Co-Learning: Towards Semi-Supervised Object Detection with Road-side Cameras
Jicheng Yuan, Anh Le-Tuan, Ali Ganbarov, Manfred Hauswirth, Danh Le-Phuoc
TL;DR
The paper tackles the challenge of semi-supervised object detection for road-side camera data under data-scarce conditions. It introduces Co-Learning, a teacher–student framework that uses data curation, annotation-alignment, dynamic pseudo-labels, and multi-head student configurations to mitigate pseudo-label noise and task misalignment.
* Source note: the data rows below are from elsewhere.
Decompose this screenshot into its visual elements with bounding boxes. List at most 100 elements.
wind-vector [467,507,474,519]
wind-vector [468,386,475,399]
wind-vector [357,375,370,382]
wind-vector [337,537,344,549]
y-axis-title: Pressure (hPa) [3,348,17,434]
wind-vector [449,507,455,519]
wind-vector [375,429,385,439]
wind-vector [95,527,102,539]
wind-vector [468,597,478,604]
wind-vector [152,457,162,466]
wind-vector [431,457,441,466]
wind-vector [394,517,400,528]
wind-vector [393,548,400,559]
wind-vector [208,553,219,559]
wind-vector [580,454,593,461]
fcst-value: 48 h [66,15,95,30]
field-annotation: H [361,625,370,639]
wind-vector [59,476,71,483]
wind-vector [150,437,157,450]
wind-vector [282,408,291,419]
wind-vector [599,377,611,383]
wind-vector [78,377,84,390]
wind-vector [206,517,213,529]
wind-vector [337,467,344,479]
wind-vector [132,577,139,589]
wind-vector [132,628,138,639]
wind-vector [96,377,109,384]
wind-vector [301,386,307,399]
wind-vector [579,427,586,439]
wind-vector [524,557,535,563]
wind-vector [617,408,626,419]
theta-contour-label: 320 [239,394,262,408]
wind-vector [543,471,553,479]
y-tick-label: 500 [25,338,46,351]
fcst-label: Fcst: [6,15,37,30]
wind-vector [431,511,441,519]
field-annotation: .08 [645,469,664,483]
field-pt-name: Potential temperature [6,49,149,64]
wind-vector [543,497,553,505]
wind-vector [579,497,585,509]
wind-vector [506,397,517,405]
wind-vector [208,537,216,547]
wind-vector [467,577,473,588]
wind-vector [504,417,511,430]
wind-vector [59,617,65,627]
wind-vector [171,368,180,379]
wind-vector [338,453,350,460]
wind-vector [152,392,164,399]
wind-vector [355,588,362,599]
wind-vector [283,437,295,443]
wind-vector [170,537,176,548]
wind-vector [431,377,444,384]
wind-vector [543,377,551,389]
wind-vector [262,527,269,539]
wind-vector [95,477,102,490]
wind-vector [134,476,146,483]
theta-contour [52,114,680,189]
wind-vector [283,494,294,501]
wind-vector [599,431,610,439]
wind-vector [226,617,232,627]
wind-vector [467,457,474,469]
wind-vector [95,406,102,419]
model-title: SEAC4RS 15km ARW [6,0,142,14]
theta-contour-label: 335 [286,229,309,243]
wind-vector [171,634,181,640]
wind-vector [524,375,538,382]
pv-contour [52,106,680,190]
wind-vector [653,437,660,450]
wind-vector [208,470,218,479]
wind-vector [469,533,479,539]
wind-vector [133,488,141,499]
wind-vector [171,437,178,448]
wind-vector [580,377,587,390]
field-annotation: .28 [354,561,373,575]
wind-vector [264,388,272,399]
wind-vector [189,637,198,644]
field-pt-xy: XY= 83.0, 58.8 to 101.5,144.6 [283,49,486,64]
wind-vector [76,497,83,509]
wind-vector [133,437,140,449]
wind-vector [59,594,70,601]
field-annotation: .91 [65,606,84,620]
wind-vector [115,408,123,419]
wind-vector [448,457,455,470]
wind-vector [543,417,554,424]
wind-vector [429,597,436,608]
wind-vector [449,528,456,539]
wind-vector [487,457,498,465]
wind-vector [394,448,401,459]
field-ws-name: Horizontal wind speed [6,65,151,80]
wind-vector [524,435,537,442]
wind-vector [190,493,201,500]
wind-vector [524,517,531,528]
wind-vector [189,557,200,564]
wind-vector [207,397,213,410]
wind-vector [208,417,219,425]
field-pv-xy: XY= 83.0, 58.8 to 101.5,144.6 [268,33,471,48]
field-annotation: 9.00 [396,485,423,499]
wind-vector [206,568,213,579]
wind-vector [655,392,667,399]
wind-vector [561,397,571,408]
On the AI City Challenge Track 2 dataset, starting from only $10\%$ labeled data, the approach achieves robust $mAP$ gains, reaching $36.5$ with unlabeled data and annotation alignment, surpassing an oracle model relying solely on pseudo labels by $0.4\%$. The work demonstrates that label-consistent SSOD can significantly reduce annotation costs while maintaining strong detection performance, with clear paths to edge-device deployment and integration with visual-language cues for enhanced practicality.
Abstract
Recently, deep learning has experienced rapid expansion, contributing significantly to the progress of supervised learning methodologies. However, acquiring labeled data in real-world settings can be costly, labor-intensive, and sometimes scarce. This challenge inhibits the extensive use of neural networks for practical tasks due to the impractical nature of labeling vast datasets for every individual application. To tackle this, semi-supervised learning (SSL) offers a promising solution by using both labeled and unlabeled data to train object detectors, potentially enhancing detection efficacy and reducing annotation costs. Nevertheless, SSL faces several challenges, including pseudo-target inconsistencies, disharmony between classification and regression tasks, and efficient use of abundant unlabeled data, especially on edge devices, such as roadside cameras. Thus, we developed a teacher-student-based SSL framework, Co-Learning, which employs mutual learning and annotation-alignment strategies to adeptly navigate these complexities and achieves comparable performance as fully-supervised solutions using 10\% labeled data.